Thursday 21 August 2008

You go your way and I'll go mine!

Reading the following:http://www.independent.co.uk/opinion/commentators/johann-hari/johann-hari-john-mccain-and-his-secretive-plot-to-kill-the-un-903998.htmlone cannot help wonder about the way of the world. Don't they teach geography in the USA?
However don't think this is just a problem related to the USA as today, 21 August 2008, the U.K. P. M. is in Afghanistan claiming that what the U.K. forces are doing out there is saving the world from terrorisim, strange that since the evidence we are reading daily in the press does not seem to support that. While he was claiming to quote Abe Lincoln Bob Dylan used lyrics to the effect
You can fool half the people some of the time,
Some of the people half the time,
But not all the people all of the time.
At present who is fooling who and at what cost?
Peter

2 comments:

Martin Kelley said...

Do you know the old yarn of the Ohio Quaker who faithfully trekked to Philadelphia every year to attend its yearly meeting sessions but never saw anyone return the favor? (Replace with "anywhere" and "London" to make it Brit-o-centric). One year he cracked and asked why it was always the outsider doing the trekking. The Philadelphia/London Quaker said "why would we travel, we're already here?" Why would Americans need to learn geography? All the Chinese electronics make it here even if we can't find the country on a map.

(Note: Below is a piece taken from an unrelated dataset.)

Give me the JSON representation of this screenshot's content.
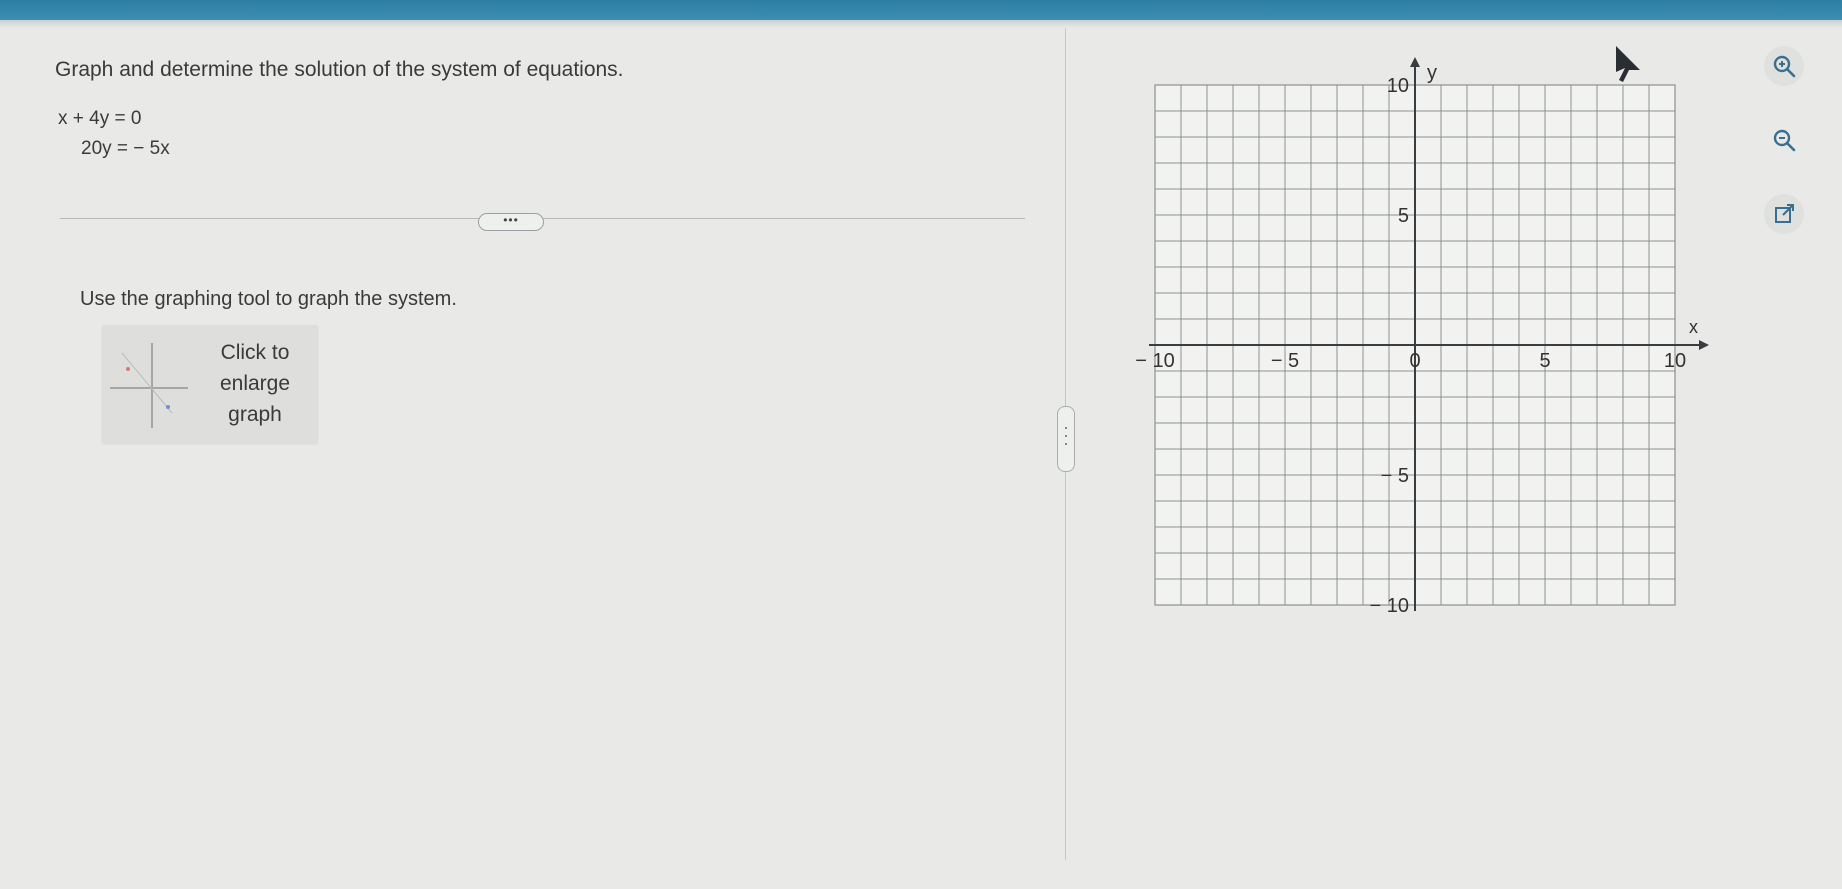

Seriously, it's a wonder McCain is having so many gaffes. He grew up in a military family and has spent his own career in far flung military mis-adventures and then foreign policy politics. These aren't isolated incidents, he's regularly muffing up geography and swapping major Middle Eastern political groups. But being a geography idiot didn't seem to hurt President Bush's career, maybe it's a plus in some parts of the U.S. of A. For what it's worth, I'd do well in a geography test.

Anonymous said...

Men and women are fighting out there, not for Bush's War on Terror, but for the people of Afghanistan. I know marines personally and they talk of protecting dams, providing medical care, protecting isolated villages.

It does them a disservice to portray this simply as Bush's war.

Also, you do not suggest any positive alternative.